А между тем Изабелла Кортни отнюдь не жеманная недотрога. Установлено, что за три года, проведенные в Хайвелде, у нее было по меньшей мере три весьма бурных, хотя и недолгих, романа.
По мере того как дистанция между ними сокращалась, Рамон сосредоточил внимание на своей лошади и наклонился вперед, чтобы похлопать ее по шее. «Ну-ну, моя хорошая», - тихо сказал по-испански, одновременно краем глаза наблюдая за девушкой. Это был его излюбленный прием; он как бы отводил взгляд от объекта, создавая впечатление, что не смотрит на него, хотя на самом деле не упускал ни малейшей детали.
Они уже почти разминулись, когда Мачадо увидел, как девушка резко вскинула голову и широко раскрыла глаза, однако проехал мимо.
- Рамон! - голос прозвучал громко и настойчиво. - Подожди!

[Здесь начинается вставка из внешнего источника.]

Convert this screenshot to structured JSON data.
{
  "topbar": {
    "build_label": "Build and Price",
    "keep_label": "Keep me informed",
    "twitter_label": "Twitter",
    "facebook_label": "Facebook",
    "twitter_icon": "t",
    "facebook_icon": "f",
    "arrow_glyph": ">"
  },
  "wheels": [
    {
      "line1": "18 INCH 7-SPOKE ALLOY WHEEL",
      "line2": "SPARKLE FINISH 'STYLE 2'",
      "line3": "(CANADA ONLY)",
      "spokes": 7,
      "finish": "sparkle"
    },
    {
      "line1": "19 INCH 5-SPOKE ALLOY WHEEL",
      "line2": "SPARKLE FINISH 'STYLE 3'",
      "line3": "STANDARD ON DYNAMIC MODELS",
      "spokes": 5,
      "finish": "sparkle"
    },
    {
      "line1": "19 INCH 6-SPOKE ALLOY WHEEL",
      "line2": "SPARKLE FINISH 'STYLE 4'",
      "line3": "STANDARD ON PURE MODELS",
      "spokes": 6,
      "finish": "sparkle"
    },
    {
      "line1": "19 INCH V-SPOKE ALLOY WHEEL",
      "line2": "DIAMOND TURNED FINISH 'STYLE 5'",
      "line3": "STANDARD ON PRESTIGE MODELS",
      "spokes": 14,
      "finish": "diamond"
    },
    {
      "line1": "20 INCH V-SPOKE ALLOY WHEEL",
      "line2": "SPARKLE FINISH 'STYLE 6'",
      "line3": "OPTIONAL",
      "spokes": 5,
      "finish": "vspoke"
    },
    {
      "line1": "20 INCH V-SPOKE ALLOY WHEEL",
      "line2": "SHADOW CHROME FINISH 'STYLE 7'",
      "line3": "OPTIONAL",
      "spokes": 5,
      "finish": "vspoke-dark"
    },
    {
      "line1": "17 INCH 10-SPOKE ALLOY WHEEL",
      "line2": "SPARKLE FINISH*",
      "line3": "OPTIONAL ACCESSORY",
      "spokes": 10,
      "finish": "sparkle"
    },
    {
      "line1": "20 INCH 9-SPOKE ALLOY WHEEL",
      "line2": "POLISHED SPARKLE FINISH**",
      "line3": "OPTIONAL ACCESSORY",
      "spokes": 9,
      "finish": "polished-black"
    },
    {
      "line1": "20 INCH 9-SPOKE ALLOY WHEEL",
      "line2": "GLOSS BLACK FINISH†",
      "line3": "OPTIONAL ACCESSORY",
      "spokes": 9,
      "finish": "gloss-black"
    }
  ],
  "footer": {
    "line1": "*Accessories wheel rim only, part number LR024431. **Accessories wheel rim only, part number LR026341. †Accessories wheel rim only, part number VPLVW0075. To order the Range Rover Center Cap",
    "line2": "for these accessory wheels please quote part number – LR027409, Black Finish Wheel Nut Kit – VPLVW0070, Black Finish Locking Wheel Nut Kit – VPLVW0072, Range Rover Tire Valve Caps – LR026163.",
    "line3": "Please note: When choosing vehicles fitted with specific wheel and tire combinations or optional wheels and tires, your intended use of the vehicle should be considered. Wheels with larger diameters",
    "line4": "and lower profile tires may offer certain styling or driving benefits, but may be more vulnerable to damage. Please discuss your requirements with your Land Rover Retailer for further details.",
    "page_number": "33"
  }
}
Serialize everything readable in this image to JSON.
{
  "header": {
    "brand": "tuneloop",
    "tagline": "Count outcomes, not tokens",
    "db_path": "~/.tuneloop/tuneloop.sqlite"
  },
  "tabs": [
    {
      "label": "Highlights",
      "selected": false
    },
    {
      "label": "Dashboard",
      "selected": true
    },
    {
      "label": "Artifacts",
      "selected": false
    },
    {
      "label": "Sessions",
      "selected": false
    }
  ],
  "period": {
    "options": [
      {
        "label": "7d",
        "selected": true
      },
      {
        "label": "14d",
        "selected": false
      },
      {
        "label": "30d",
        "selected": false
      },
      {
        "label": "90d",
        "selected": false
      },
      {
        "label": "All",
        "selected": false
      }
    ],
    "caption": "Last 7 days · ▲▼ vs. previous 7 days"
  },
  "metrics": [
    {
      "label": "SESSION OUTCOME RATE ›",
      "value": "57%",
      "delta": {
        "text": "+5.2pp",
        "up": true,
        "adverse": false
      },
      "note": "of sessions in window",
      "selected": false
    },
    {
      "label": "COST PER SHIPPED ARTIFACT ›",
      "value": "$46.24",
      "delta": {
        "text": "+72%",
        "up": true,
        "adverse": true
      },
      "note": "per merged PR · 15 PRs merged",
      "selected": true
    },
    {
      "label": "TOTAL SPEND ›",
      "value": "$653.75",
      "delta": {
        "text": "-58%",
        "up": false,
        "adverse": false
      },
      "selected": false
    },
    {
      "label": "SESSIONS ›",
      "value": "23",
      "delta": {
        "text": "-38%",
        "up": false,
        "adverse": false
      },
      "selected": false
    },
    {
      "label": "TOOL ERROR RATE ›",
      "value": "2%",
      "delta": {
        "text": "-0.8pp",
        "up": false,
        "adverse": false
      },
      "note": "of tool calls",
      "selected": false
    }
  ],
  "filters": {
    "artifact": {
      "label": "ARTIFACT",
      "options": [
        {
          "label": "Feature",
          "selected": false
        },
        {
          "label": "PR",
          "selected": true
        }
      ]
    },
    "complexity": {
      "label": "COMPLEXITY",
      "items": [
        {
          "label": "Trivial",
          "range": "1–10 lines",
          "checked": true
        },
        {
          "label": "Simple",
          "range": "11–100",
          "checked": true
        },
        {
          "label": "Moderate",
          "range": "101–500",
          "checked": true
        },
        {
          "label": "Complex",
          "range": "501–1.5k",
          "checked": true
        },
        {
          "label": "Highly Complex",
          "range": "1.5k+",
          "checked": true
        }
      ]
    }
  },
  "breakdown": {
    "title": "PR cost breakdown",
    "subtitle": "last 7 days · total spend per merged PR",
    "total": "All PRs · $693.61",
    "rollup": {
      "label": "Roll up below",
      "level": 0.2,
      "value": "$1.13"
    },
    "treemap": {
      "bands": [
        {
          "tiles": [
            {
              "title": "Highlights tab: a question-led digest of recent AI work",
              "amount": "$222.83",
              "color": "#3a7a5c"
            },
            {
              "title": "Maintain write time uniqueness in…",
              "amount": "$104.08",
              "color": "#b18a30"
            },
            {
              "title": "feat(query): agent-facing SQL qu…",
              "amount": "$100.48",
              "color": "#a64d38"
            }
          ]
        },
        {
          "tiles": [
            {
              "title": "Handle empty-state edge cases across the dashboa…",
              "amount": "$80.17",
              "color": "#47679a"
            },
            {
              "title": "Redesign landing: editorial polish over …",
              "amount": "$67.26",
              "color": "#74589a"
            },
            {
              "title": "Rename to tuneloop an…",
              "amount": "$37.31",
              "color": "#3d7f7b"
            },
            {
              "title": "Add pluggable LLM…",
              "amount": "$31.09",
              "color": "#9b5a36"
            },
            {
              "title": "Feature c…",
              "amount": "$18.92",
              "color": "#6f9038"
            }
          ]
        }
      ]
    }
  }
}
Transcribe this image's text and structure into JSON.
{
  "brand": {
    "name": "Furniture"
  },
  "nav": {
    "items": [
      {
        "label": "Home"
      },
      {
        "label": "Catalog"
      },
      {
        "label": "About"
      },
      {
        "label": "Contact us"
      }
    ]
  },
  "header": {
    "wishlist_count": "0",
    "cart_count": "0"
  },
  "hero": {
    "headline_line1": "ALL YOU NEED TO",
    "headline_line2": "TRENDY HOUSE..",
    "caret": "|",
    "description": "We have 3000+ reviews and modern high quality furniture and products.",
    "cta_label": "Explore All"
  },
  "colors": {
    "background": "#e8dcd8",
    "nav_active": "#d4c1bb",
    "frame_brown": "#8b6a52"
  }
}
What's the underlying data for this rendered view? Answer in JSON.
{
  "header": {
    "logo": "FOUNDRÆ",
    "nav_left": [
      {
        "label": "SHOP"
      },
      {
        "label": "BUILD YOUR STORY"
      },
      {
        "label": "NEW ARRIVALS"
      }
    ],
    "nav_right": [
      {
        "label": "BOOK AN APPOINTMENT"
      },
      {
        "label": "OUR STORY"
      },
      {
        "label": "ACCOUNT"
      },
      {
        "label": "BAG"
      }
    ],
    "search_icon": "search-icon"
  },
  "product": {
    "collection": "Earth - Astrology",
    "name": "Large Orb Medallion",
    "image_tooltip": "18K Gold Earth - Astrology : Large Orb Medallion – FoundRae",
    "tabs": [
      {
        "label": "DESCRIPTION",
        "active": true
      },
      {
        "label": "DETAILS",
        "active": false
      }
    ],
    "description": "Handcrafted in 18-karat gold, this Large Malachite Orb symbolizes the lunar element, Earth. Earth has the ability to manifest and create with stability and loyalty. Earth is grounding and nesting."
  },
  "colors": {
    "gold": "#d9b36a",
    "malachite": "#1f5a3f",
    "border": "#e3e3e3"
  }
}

Он попридержал лошадь и оглянулся, изобразив на лице легкое раздражение. Она круто развернулась и поскакала за ним; поджидая ее, Рамон сохранял все то же сдержанное и слегка холодное выражение лица, будто ее навязчивость была ему неприятна.
Девушка поравнялась и перевела свою лошадь на шаг.
- Ты что, не помнишь меня? Я Изабелла Кортни.